▲山陽電鉄705 須磨 1962-9
戦後の混乱期を支えた立役者、ロクサン。
自前の車両を地方に供出する見返りに、国鉄から配分を受けた経緯は既に記事にしましたが( →→ こちら)、今回は手元の古い記録からこちらをアップしてみます。
南海版ロクサンのモハ1501形は総勢20両。
製造途中から既に割当てが決まっていた経緯から、ガラベンや雨樋・室内灯・肋骨天井の内張りなどが南海バージョンへ変更された上で入線しています。当初はオデコ部分に社章が描かれていました。
岸ノ里を発着する当時の主役たちです。
阪和電鉄との熾烈な競争で鳴らした2001形や戦前形の代表格・1201形に加え、新鋭の丸ズームらが本線を疾駆していました。岸ノ里駅はこの後高架化や玉出駅との統合を経て、現在は跡形もなく変貌しています。
▲いずれも岸ノ里 1962-9
こちらは山陽版ロクサンの700形。
彼の登場によって、小型車ばかりだった山陽電車が大型化に向け躍進することになりました。唯一の標準軌ロクサンでしたが、ガニ股姿も全く違和感がありません。

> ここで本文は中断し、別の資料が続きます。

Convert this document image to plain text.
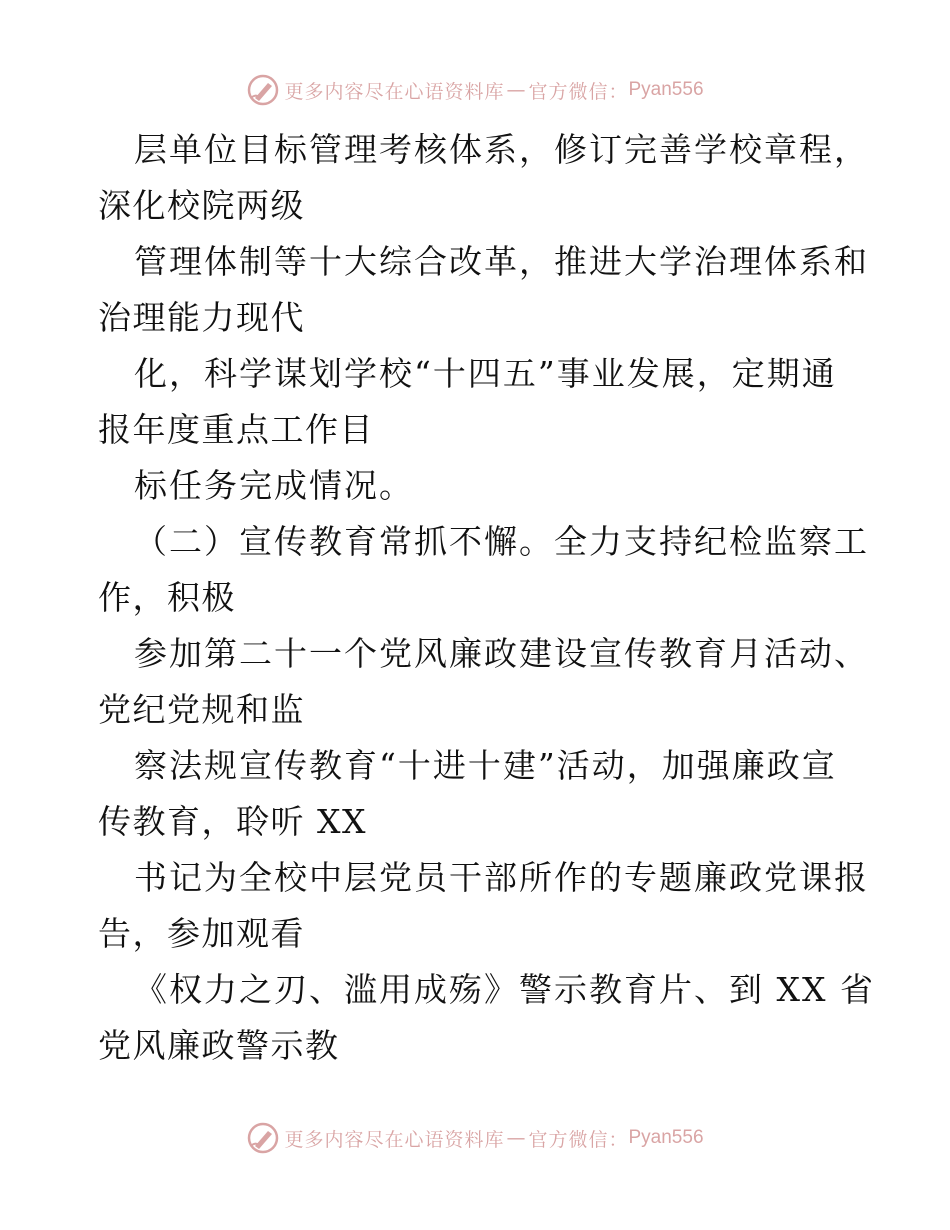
更多内容尽在心语资料库 — 官方微信： Pyan556

层单位目标管理考核体系，修订完善学校章程，
深化校院两级

管理体制等十大综合改革，推进大学治理体系和
治理能力现代

化，科学谋划学校“十四五”事业发展，定期通
报年度重点工作目

标任务完成情况。

（二）宣传教育常抓不懈。全力支持纪检监察工
作，积极

参加第二十一个党风廉政建设宣传教育月活动、
党纪党规和监

察法规宣传教育“十进十建”活动，加强廉政宣
传教育，聆听 XX

书记为全校中层党员干部所作的专题廉政党课报
告，参加观看

《权力之刃、滥用成殇》警示教育片、到 XX 省
党风廉政警示教

更多内容尽在心语资料库 — 官方微信： Pyan556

▲いずれも須磨 上・中:1960-3 下:1962-9
引退後も倉庫として往年の姿を留めていた700形。中には台車を履いたままのヤツもいましたが、寸々の差で会うことは叶いませんでした。
▲いずれも東二見 1982-9
ところで南海と言えば、関西では最後まで硬券が残っていた路線。
片道乗車券から特急券までとにかく種類が豊富で、長年蒐集に励むも未だに全貌が掴めません。
▲社線内も他社連絡券もバラエティ豊か
▲優等列車もこれまた何種類あるのか
▲山陽の硬券は1960年代に消滅
南海のロクサンは形態の違いもさることながら、実はギア比が違うのです。600Vでモーターの回転数が約2割落ちるのを補うため、2.87ではなく高速用の2.56になっています。制御器もCS-5ではなく単位スイッチ式でした。
返信削除匿名さん
返信削除当初は急行に入ったり阪和線との競合もあったりで、速度の担保は外せなかったのでしょうね。アップ画像の頃は電装解除したクハ1951が相棒になっていますが、入線当初はクハがなく2001系や木造車と手を組んでいたと今回知りました。

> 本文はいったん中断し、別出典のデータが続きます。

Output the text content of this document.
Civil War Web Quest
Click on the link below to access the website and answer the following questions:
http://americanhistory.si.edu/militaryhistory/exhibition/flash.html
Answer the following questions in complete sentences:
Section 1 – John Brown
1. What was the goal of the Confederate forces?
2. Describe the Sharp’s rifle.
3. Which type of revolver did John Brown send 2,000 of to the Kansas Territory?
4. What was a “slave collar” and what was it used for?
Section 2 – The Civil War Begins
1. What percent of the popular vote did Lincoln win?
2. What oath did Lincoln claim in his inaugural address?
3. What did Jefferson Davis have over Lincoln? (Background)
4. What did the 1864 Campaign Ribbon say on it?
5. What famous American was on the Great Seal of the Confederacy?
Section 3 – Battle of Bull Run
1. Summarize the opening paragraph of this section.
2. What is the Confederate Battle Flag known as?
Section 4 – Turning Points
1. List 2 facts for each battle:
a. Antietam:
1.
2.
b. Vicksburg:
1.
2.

南海モハ1501形の屋根は、ガラベンと水切り付きなのが珍しいですね。雨樋縦管と配管も車体に埋め込まれていて、国鉄よりもシンプルな食パン電車といった様子ですが、大柄な取付式尾灯が存在感があります。駅のホームと街並みも今よりもすっきりしていますね。

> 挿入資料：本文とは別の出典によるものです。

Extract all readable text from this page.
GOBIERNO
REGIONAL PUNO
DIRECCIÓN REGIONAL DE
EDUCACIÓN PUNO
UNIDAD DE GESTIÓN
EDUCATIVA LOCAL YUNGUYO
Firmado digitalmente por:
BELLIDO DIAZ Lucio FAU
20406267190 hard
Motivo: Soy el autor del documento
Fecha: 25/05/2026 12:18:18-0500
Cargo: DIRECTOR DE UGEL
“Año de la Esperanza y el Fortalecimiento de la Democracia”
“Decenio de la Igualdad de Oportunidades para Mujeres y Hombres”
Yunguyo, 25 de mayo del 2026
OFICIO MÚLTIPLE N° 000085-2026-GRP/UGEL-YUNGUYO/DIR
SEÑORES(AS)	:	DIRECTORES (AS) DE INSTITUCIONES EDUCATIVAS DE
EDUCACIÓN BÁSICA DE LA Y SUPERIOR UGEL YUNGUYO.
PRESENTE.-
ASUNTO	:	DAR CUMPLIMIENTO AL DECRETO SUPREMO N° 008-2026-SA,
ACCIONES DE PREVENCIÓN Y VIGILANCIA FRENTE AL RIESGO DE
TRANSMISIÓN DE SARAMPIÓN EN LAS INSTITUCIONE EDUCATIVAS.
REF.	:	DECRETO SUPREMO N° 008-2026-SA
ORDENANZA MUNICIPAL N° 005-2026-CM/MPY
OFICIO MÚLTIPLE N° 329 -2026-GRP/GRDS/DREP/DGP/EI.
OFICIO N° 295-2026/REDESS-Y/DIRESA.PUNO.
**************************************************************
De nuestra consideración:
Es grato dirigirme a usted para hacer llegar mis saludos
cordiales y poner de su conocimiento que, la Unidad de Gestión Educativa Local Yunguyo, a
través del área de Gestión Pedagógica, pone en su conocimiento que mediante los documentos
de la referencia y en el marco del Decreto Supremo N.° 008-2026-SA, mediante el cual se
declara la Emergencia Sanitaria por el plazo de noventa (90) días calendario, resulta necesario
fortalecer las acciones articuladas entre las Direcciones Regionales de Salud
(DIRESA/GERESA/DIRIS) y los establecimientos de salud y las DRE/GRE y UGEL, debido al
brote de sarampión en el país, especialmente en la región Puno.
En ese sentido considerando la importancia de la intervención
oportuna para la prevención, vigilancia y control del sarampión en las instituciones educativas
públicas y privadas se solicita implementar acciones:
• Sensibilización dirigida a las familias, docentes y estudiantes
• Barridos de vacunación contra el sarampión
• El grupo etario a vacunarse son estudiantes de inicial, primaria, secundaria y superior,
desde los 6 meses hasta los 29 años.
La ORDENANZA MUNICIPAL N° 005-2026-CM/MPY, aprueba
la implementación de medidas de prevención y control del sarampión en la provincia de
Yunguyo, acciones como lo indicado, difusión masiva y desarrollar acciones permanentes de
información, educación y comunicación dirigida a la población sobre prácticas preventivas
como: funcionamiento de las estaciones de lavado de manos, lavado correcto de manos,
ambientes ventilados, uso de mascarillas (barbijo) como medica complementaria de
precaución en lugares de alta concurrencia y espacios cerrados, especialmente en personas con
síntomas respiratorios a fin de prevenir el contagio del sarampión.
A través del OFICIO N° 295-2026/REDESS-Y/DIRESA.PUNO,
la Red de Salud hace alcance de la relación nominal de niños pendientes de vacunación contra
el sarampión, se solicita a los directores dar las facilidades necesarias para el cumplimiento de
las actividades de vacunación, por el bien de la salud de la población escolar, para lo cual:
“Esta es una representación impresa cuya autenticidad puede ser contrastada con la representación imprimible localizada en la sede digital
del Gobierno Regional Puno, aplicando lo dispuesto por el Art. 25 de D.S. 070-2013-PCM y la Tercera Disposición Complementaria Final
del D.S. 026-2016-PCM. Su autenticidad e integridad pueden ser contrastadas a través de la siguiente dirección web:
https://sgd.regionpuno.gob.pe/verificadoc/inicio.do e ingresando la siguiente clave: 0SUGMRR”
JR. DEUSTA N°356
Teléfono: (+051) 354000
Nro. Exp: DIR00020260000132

返信削除ロクサン形の前面の大きな通風孔は、雨漏りや車体腐食の原因になるので、各社で早々に塞がれましたが、山陽700形は結局最後までそのままだったのが面白いです。
緑の猫さん
返信削除一度も国鉄に入らず南海直行ですから、やはりテイストが違いますね。この尾灯や水切りはごつくて結構好みです。アップしたカットの背景に写り込んでいる家々はまだ戦後の匂いがしますが、この頃の西成はどんな街だったのか興味津々です。
鉄コレにもなりました山陽700、全金化工事は国鉄吹田工場のノウハウも取り入れたのでしょうか。
返信削除東二見では薄緑に塗られて元の63ボディと共に倉庫と化していましたが、5000系導入による整理で一斉撤去されてしまいました。
12号線さん
返信削除700形車庫、5000系登場時だと85年頃になくなってしまったのでしょうか。私は82年に東二見にお邪魔しましたが、あちこちに鎮座する姿に驚いたのを今でも憶えています。
当時は270形や320形など吊掛け車もまだまだ健在で、2000や3000などの「新性能車」には眼もくれなかったのを後悔しています。加えて当時は別府鉄道のついでの訪問でしたから、たった2時間でお仕舞いにしたという勿体ないことをしています。